18 juillet 2009
LE SANG DE MON STYLO... ou, parfois les mots filent.
Je viens de jeter l’encre, la page n’est plus blanche,
de la plume, un sang bleu qui régulier s’épanche
trahit le géniteur, le père de mes mots.
Je ne peux décemment y mettre de garrot.
Délaissé, dans son coin, crayon fait grise mine…
Il voit se dérober, l’insaisissable rime
Et se dit qu’il pourrait, pour moi, la débusquer.
Mais il est si discret ! …parfois très effacé !
L’inspiration revient, entraînant mon poignet
Vers des vers, des odes, de quatrains en sonnets.

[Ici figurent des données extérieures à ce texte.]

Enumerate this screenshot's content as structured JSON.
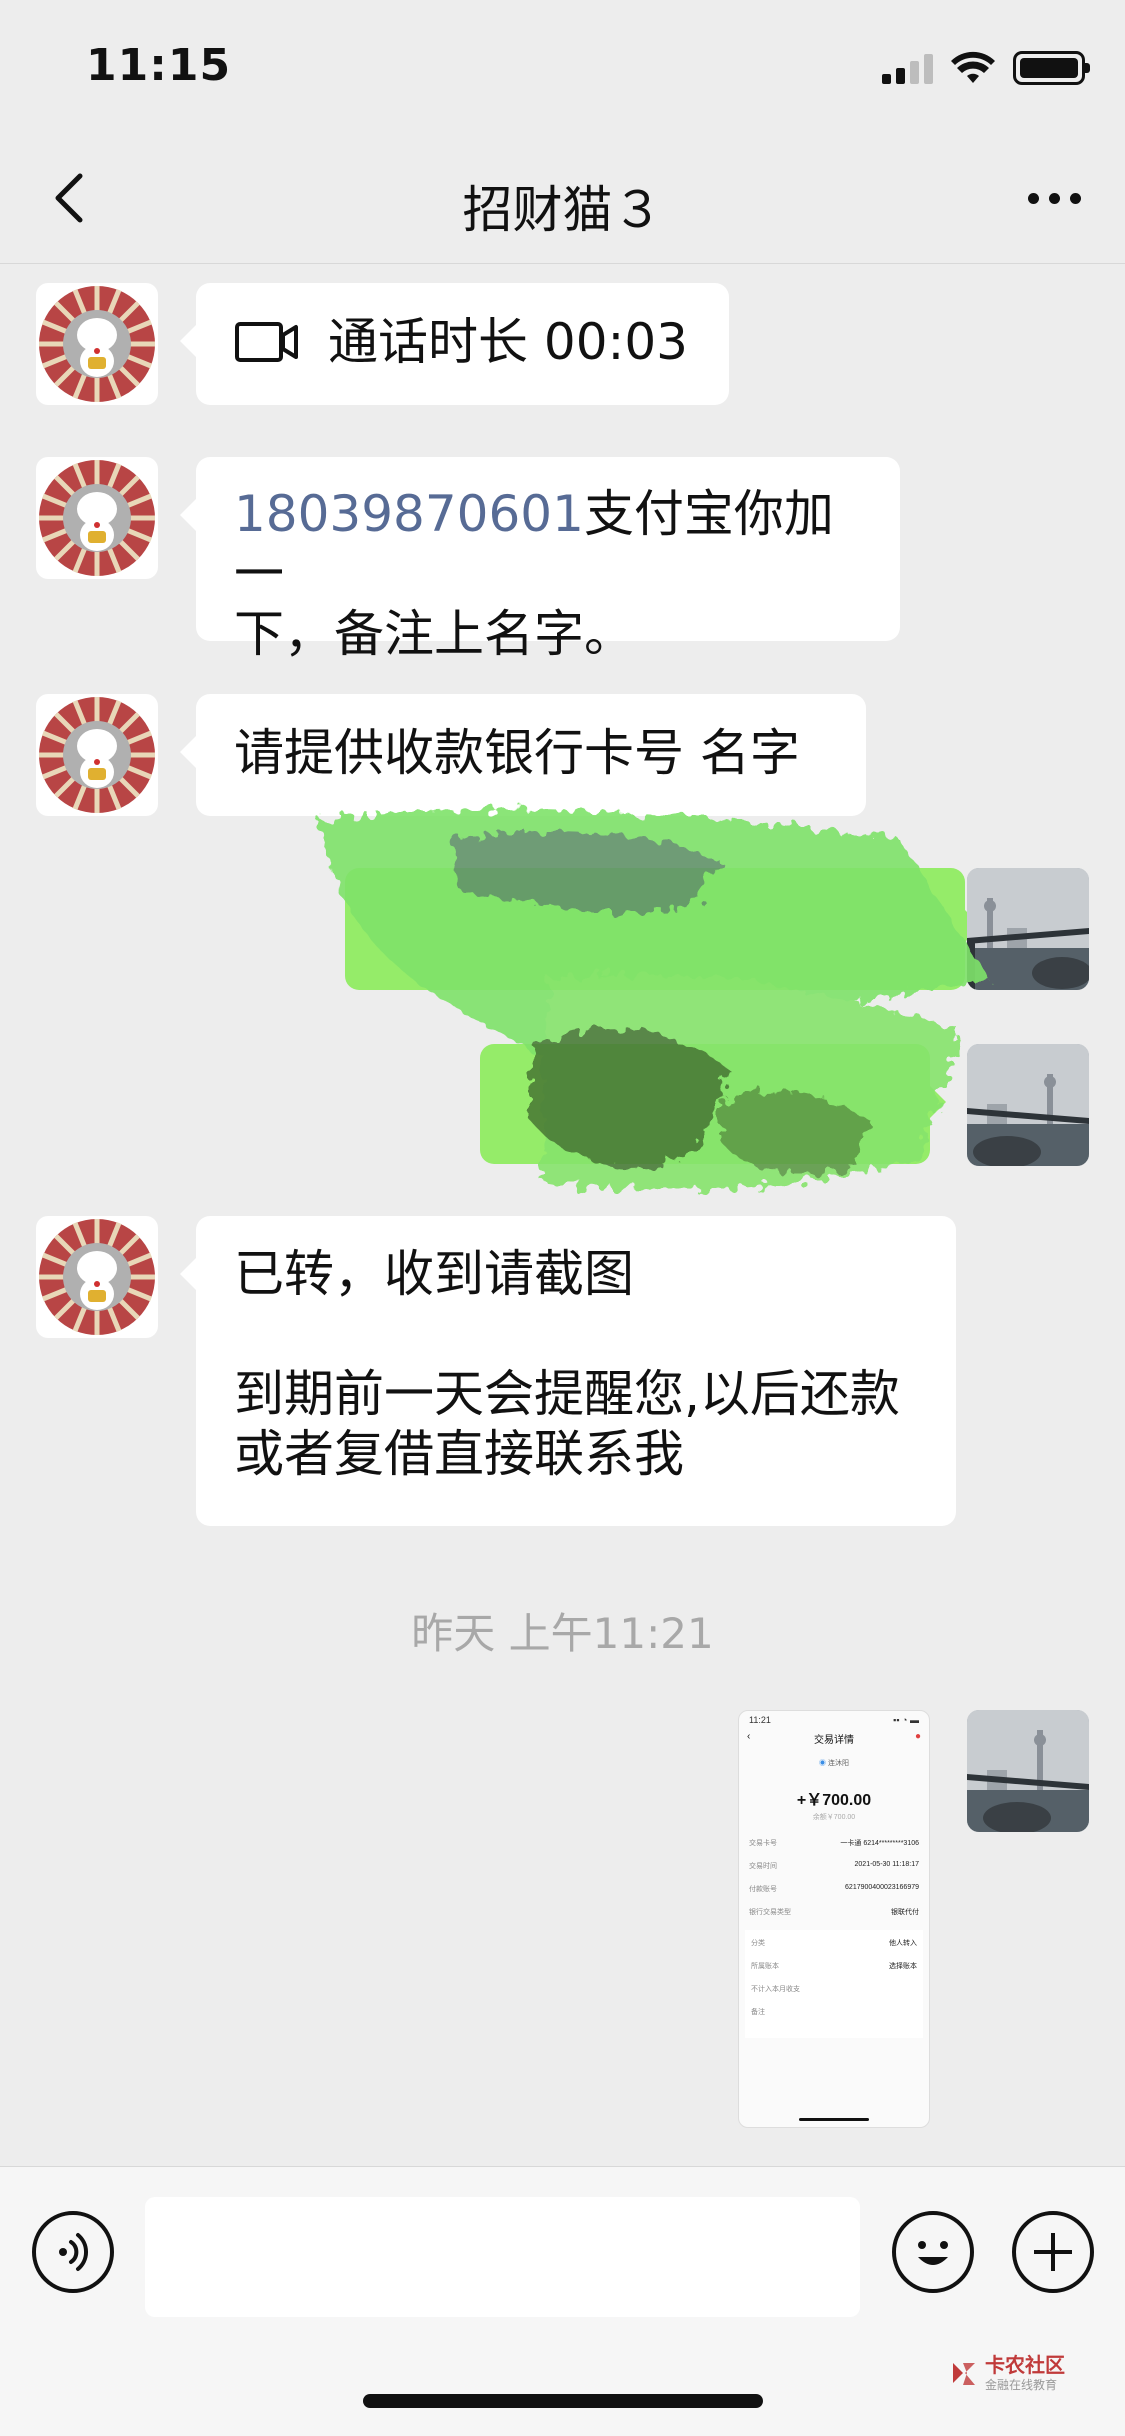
{
  "status_bar": {
    "time": "11:15"
  },
  "nav": {
    "title": "招财猫３"
  },
  "messages": {
    "call": {
      "text": "通话时长 00:03"
    },
    "alipay": {
      "phone": "18039870601",
      "text": "支付宝你加一下，备注上名字。",
      "line2": "下，备注上名字。",
      "line1_rest": "支付宝你加一"
    },
    "bank": {
      "text": "请提供收款银行卡号 名字"
    },
    "transferred": {
      "line1": "已转，收到请截图",
      "line2": "到期前一天会提醒您,以后还款",
      "line3": "或者复借直接联系我"
    }
  },
  "timestamp": "昨天 上午11:21",
  "image_message": {
    "status_time": "11:21",
    "header": "交易详情",
    "payee": "连沐阳",
    "amount": "+￥700.00",
    "sub": "余额￥700.00",
    "rows": [
      {
        "label": "交易卡号",
        "value": "一卡通 6214*********3106"
      },
      {
        "label": "交易时间",
        "value": "2021-05-30 11:18:17"
      },
      {
        "label": "付款账号",
        "value": "6217900400023166979"
      },
      {
        "label": "银行交易类型",
        "value": "银联代付"
      }
    ],
    "rows2": [
      {
        "label": "分类",
        "value": "他人转入"
      },
      {
        "label": "所属账本",
        "value": "选择账本"
      },
      {
        "label": "不计入本月收支",
        "value": ""
      },
      {
        "label": "备注",
        "value": ""
      }
    ]
  },
  "watermark": {
    "title": "卡农社区",
    "sub": "金融在线教育"
  },
  "colors": {
    "background": "#ededed",
    "bubble_self": "#95ec69",
    "link": "#576b95"
  }
}
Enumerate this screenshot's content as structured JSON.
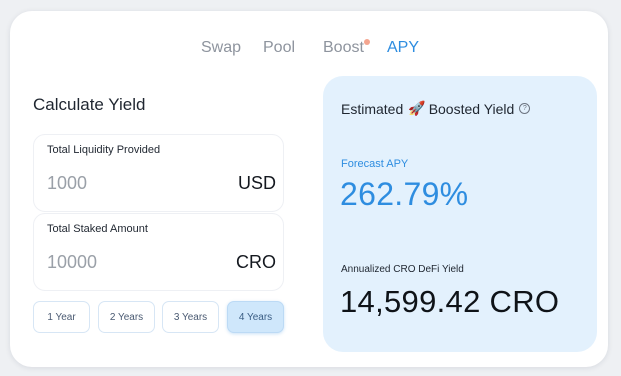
{
  "nav": {
    "tabs": [
      {
        "label": "Swap"
      },
      {
        "label": "Pool"
      },
      {
        "label": "Boost"
      },
      {
        "label": "APY"
      }
    ],
    "active": "APY"
  },
  "calculator": {
    "title": "Calculate Yield",
    "liquidity": {
      "label": "Total Liquidity Provided",
      "value": "1000",
      "unit": "USD"
    },
    "staked": {
      "label": "Total Staked Amount",
      "value": "10000",
      "unit": "CRO"
    },
    "periods": [
      "1 Year",
      "2 Years",
      "3 Years",
      "4 Years"
    ],
    "selected_period": "4 Years"
  },
  "estimate": {
    "title_prefix": "Estimated",
    "title_suffix": "Boosted Yield",
    "rocket_icon": "🚀",
    "help_icon": "?",
    "forecast_label": "Forecast APY",
    "forecast_value": "262.79%",
    "annual_label": "Annualized CRO DeFi Yield",
    "annual_value": "14,599.42 CRO"
  },
  "colors": {
    "accent": "#2e8de0",
    "panel_bg": "#e3f1fd",
    "notification_dot": "#f4a58f"
  }
}
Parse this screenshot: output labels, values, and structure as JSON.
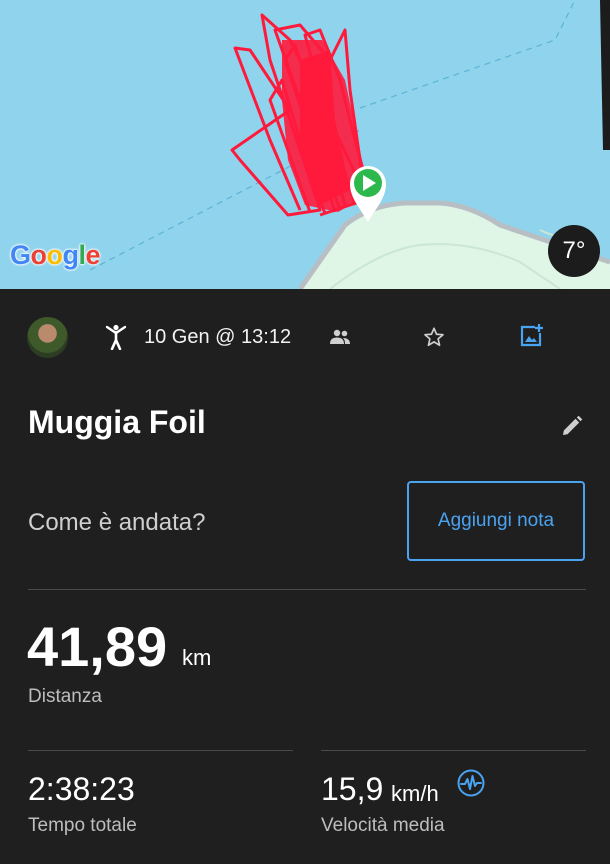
{
  "map": {
    "provider_logo": "Google",
    "temperature": "7°",
    "colors": {
      "water": "#8fd3ec",
      "land": "#dff5e6",
      "track": "#ff1a3c",
      "start_marker": "#2db84d"
    },
    "icons": [
      "start-marker-icon"
    ]
  },
  "header": {
    "activity_icon": "sailing-person-icon",
    "date": "10 Gen @ 13:12",
    "icons": [
      "people-icon",
      "star-icon",
      "add-photo-icon"
    ]
  },
  "activity": {
    "title": "Muggia Foil",
    "edit_icon": "pencil-icon"
  },
  "note": {
    "prompt": "Come è andata?",
    "button_label": "Aggiungi nota"
  },
  "stats": {
    "distance": {
      "value": "41,89",
      "unit": "km",
      "label": "Distanza"
    },
    "total_time": {
      "value": "2:38:23",
      "label": "Tempo totale"
    },
    "avg_speed": {
      "value": "15,9",
      "unit": "km/h",
      "label": "Velocità media",
      "icon": "pulse-icon"
    }
  },
  "accent_color": "#4aa3f0"
}
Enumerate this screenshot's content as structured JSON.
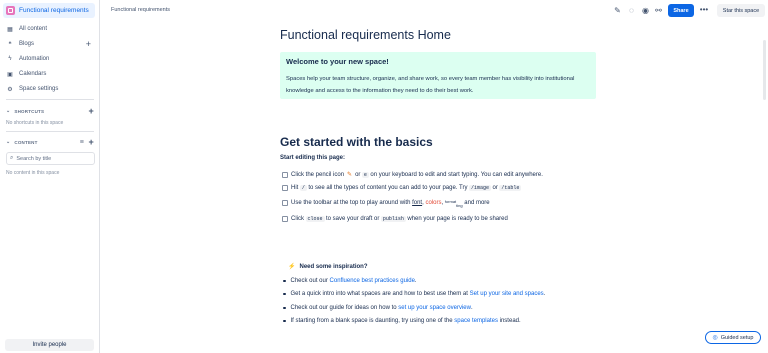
{
  "sidebar": {
    "space_name": "Functional requirements",
    "items": [
      {
        "label": "All content",
        "icon": "grid-icon"
      },
      {
        "label": "Blogs",
        "icon": "quote-icon"
      },
      {
        "label": "Automation",
        "icon": "lightning-icon"
      },
      {
        "label": "Calendars",
        "icon": "calendar-icon"
      },
      {
        "label": "Space settings",
        "icon": "gear-icon"
      }
    ],
    "shortcuts_label": "SHORTCUTS",
    "shortcuts_empty": "No shortcuts in this space",
    "content_label": "CONTENT",
    "filter_placeholder": "Search by title",
    "content_empty": "No content in this space",
    "invite_label": "Invite people"
  },
  "topbar": {
    "breadcrumb": "Functional requirements",
    "share_label": "Share",
    "more_label": "•••",
    "star_label": "Star this space"
  },
  "page": {
    "title": "Functional requirements Home",
    "panel_title": "Welcome to your new space!",
    "panel_text": "Spaces help your team structure, organize, and share work, so every team member has visibility into institutional knowledge and access to the information they need to do their best work.",
    "heading": "Get started with the basics",
    "subheading": "Start editing this page:",
    "tasks": {
      "t1_a": "Click the pencil icon",
      "t1_b": "or",
      "t1_code": "e",
      "t1_c": "on your keyboard to edit and start typing. You can edit anywhere.",
      "t2_a": "Hit",
      "t2_code1": "/",
      "t2_b": "to see all the types of content you can add to your page. Try",
      "t2_code2": "/image",
      "t2_c": "or",
      "t2_code3": "/table",
      "t3_a": "Use the toolbar at the top to play around with",
      "t3_font": "font",
      "t3_comma": ",",
      "t3_colors": "colors",
      "t3_comma2": ",",
      "t3_format_a": "format",
      "t3_format_b": "ting",
      "t3_b": "and more",
      "t4_a": "Click",
      "t4_code1": "close",
      "t4_b": "to save your draft or",
      "t4_code2": "publish",
      "t4_c": "when your page is ready to be shared"
    },
    "inspiration_title": "Need some inspiration?",
    "bullets": {
      "b1_a": "Check out our",
      "b1_link": "Confluence best practices guide",
      "b1_b": ".",
      "b2_a": "Get a quick intro into what spaces are and how to best use them at",
      "b2_link": "Set up your site and spaces",
      "b2_b": ".",
      "b3_a": "Check out our guide for ideas on how to",
      "b3_link": "set up your space overview",
      "b3_b": ".",
      "b4_a": "If starting from a blank space is daunting, try using one of the",
      "b4_link": "space templates",
      "b4_b": "instead."
    }
  },
  "guided_setup_label": "Guided setup",
  "colors": {
    "accent": "#0c66e4",
    "panel": "#dcfff1",
    "space_logo": "#e774bb"
  }
}
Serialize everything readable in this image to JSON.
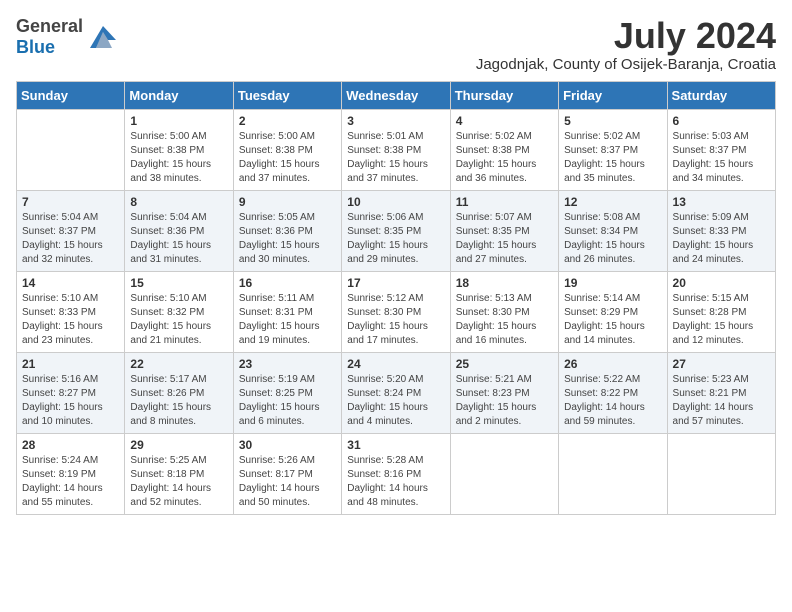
{
  "header": {
    "logo_line1": "General",
    "logo_line2": "Blue",
    "month_year": "July 2024",
    "location": "Jagodnjak, County of Osijek-Baranja, Croatia"
  },
  "weekdays": [
    "Sunday",
    "Monday",
    "Tuesday",
    "Wednesday",
    "Thursday",
    "Friday",
    "Saturday"
  ],
  "weeks": [
    [
      {
        "day": null,
        "text": null
      },
      {
        "day": "1",
        "text": "Sunrise: 5:00 AM\nSunset: 8:38 PM\nDaylight: 15 hours\nand 38 minutes."
      },
      {
        "day": "2",
        "text": "Sunrise: 5:00 AM\nSunset: 8:38 PM\nDaylight: 15 hours\nand 37 minutes."
      },
      {
        "day": "3",
        "text": "Sunrise: 5:01 AM\nSunset: 8:38 PM\nDaylight: 15 hours\nand 37 minutes."
      },
      {
        "day": "4",
        "text": "Sunrise: 5:02 AM\nSunset: 8:38 PM\nDaylight: 15 hours\nand 36 minutes."
      },
      {
        "day": "5",
        "text": "Sunrise: 5:02 AM\nSunset: 8:37 PM\nDaylight: 15 hours\nand 35 minutes."
      },
      {
        "day": "6",
        "text": "Sunrise: 5:03 AM\nSunset: 8:37 PM\nDaylight: 15 hours\nand 34 minutes."
      }
    ],
    [
      {
        "day": "7",
        "text": "Sunrise: 5:04 AM\nSunset: 8:37 PM\nDaylight: 15 hours\nand 32 minutes."
      },
      {
        "day": "8",
        "text": "Sunrise: 5:04 AM\nSunset: 8:36 PM\nDaylight: 15 hours\nand 31 minutes."
      },
      {
        "day": "9",
        "text": "Sunrise: 5:05 AM\nSunset: 8:36 PM\nDaylight: 15 hours\nand 30 minutes."
      },
      {
        "day": "10",
        "text": "Sunrise: 5:06 AM\nSunset: 8:35 PM\nDaylight: 15 hours\nand 29 minutes."
      },
      {
        "day": "11",
        "text": "Sunrise: 5:07 AM\nSunset: 8:35 PM\nDaylight: 15 hours\nand 27 minutes."
      },
      {
        "day": "12",
        "text": "Sunrise: 5:08 AM\nSunset: 8:34 PM\nDaylight: 15 hours\nand 26 minutes."
      },
      {
        "day": "13",
        "text": "Sunrise: 5:09 AM\nSunset: 8:33 PM\nDaylight: 15 hours\nand 24 minutes."
      }
    ],
    [
      {
        "day": "14",
        "text": "Sunrise: 5:10 AM\nSunset: 8:33 PM\nDaylight: 15 hours\nand 23 minutes."
      },
      {
        "day": "15",
        "text": "Sunrise: 5:10 AM\nSunset: 8:32 PM\nDaylight: 15 hours\nand 21 minutes."
      },
      {
        "day": "16",
        "text": "Sunrise: 5:11 AM\nSunset: 8:31 PM\nDaylight: 15 hours\nand 19 minutes."
      },
      {
        "day": "17",
        "text": "Sunrise: 5:12 AM\nSunset: 8:30 PM\nDaylight: 15 hours\nand 17 minutes."
      },
      {
        "day": "18",
        "text": "Sunrise: 5:13 AM\nSunset: 8:30 PM\nDaylight: 15 hours\nand 16 minutes."
      },
      {
        "day": "19",
        "text": "Sunrise: 5:14 AM\nSunset: 8:29 PM\nDaylight: 15 hours\nand 14 minutes."
      },
      {
        "day": "20",
        "text": "Sunrise: 5:15 AM\nSunset: 8:28 PM\nDaylight: 15 hours\nand 12 minutes."
      }
    ],
    [
      {
        "day": "21",
        "text": "Sunrise: 5:16 AM\nSunset: 8:27 PM\nDaylight: 15 hours\nand 10 minutes."
      },
      {
        "day": "22",
        "text": "Sunrise: 5:17 AM\nSunset: 8:26 PM\nDaylight: 15 hours\nand 8 minutes."
      },
      {
        "day": "23",
        "text": "Sunrise: 5:19 AM\nSunset: 8:25 PM\nDaylight: 15 hours\nand 6 minutes."
      },
      {
        "day": "24",
        "text": "Sunrise: 5:20 AM\nSunset: 8:24 PM\nDaylight: 15 hours\nand 4 minutes."
      },
      {
        "day": "25",
        "text": "Sunrise: 5:21 AM\nSunset: 8:23 PM\nDaylight: 15 hours\nand 2 minutes."
      },
      {
        "day": "26",
        "text": "Sunrise: 5:22 AM\nSunset: 8:22 PM\nDaylight: 14 hours\nand 59 minutes."
      },
      {
        "day": "27",
        "text": "Sunrise: 5:23 AM\nSunset: 8:21 PM\nDaylight: 14 hours\nand 57 minutes."
      }
    ],
    [
      {
        "day": "28",
        "text": "Sunrise: 5:24 AM\nSunset: 8:19 PM\nDaylight: 14 hours\nand 55 minutes."
      },
      {
        "day": "29",
        "text": "Sunrise: 5:25 AM\nSunset: 8:18 PM\nDaylight: 14 hours\nand 52 minutes."
      },
      {
        "day": "30",
        "text": "Sunrise: 5:26 AM\nSunset: 8:17 PM\nDaylight: 14 hours\nand 50 minutes."
      },
      {
        "day": "31",
        "text": "Sunrise: 5:28 AM\nSunset: 8:16 PM\nDaylight: 14 hours\nand 48 minutes."
      },
      {
        "day": null,
        "text": null
      },
      {
        "day": null,
        "text": null
      },
      {
        "day": null,
        "text": null
      }
    ]
  ]
}
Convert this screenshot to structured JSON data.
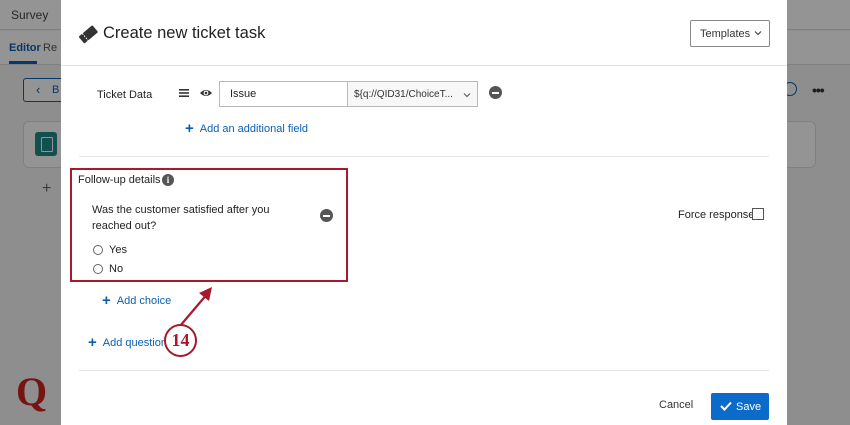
{
  "background": {
    "breadcrumb": "Survey",
    "tabs": [
      {
        "label": "Editor",
        "active": true
      },
      {
        "label": "Re",
        "active": false
      }
    ],
    "back_button_label": "B",
    "overflow_icon": "more-horizontal-icon",
    "logo_letter": "Q"
  },
  "modal": {
    "title": "Create new ticket task",
    "title_icon": "ticket-icon",
    "templates_button": "Templates",
    "ticket_data": {
      "label": "Ticket Data",
      "field_name": "Issue",
      "field_value": "${q://QID31/ChoiceT...",
      "add_field_link": "Add an additional field"
    },
    "followup": {
      "label": "Follow-up details",
      "question": "Was the customer satisfied after you reached out?",
      "choices": [
        "Yes",
        "No"
      ],
      "add_choice_link": "Add choice",
      "add_question_link": "Add question",
      "force_response_label": "Force response",
      "force_response_checked": false
    },
    "footer": {
      "cancel_label": "Cancel",
      "save_label": "Save"
    }
  },
  "annotation": {
    "step_number": "14",
    "color": "#a6192e"
  },
  "colors": {
    "accent": "#0b6bcb",
    "link": "#0b5fb3",
    "annotation": "#a6192e"
  }
}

La feuille par les mots, fardée comme une fille,
se pare de pensées, que le stylo…habille.
Commentaires
Quatre moitiés de mots à te dire :D
Bleu, un stylographe posé sur une feuille sans lignes, fardée comme un garçon, avait coiffé les mots d'expiation, là où le génie de l'écrivant ne savait plus inspirer.
Eh oh! JE travaille moi. Pas de vacances, moi. Pff... :D
Ze:D
beausoir zygomo
et dites donc... ça devient chaud !
c'est l'été qui t'emoustille
T'aurais pas dû!
T'aurais pas dû jeter l'encre, Zygomo! Te voilà forcé d'écrire avec la mine basse.
Je m'efface... Ze:D
beaujour zygomo
t'es parti avec l'inspiration ?
alors vogue, voguAl'eau
douce journée à toi
un p'tit beausoir
du soir !!!
bisous
Hello!
Merci pour les visites et bonne semaine! Continuez! Pascal.
Lorsque les mots filent si bien, il ne faut pas en arrêter le flot. Tu n’aurais pas plutôt largué les amarres avant de jeter l’ancre.
Aux abonnés absangs
Caboche, je crois vaguement qu'il en a marre. Zed ¦)
Délire à ôte voix
Le Globe hurle : blanche est la page. De quoi rougir de honte! Las, des sourires y muent; ni terre, ni eau, se meurent d'ennui, tandis que du coeur, l'aorte se referme sur la langue de bois.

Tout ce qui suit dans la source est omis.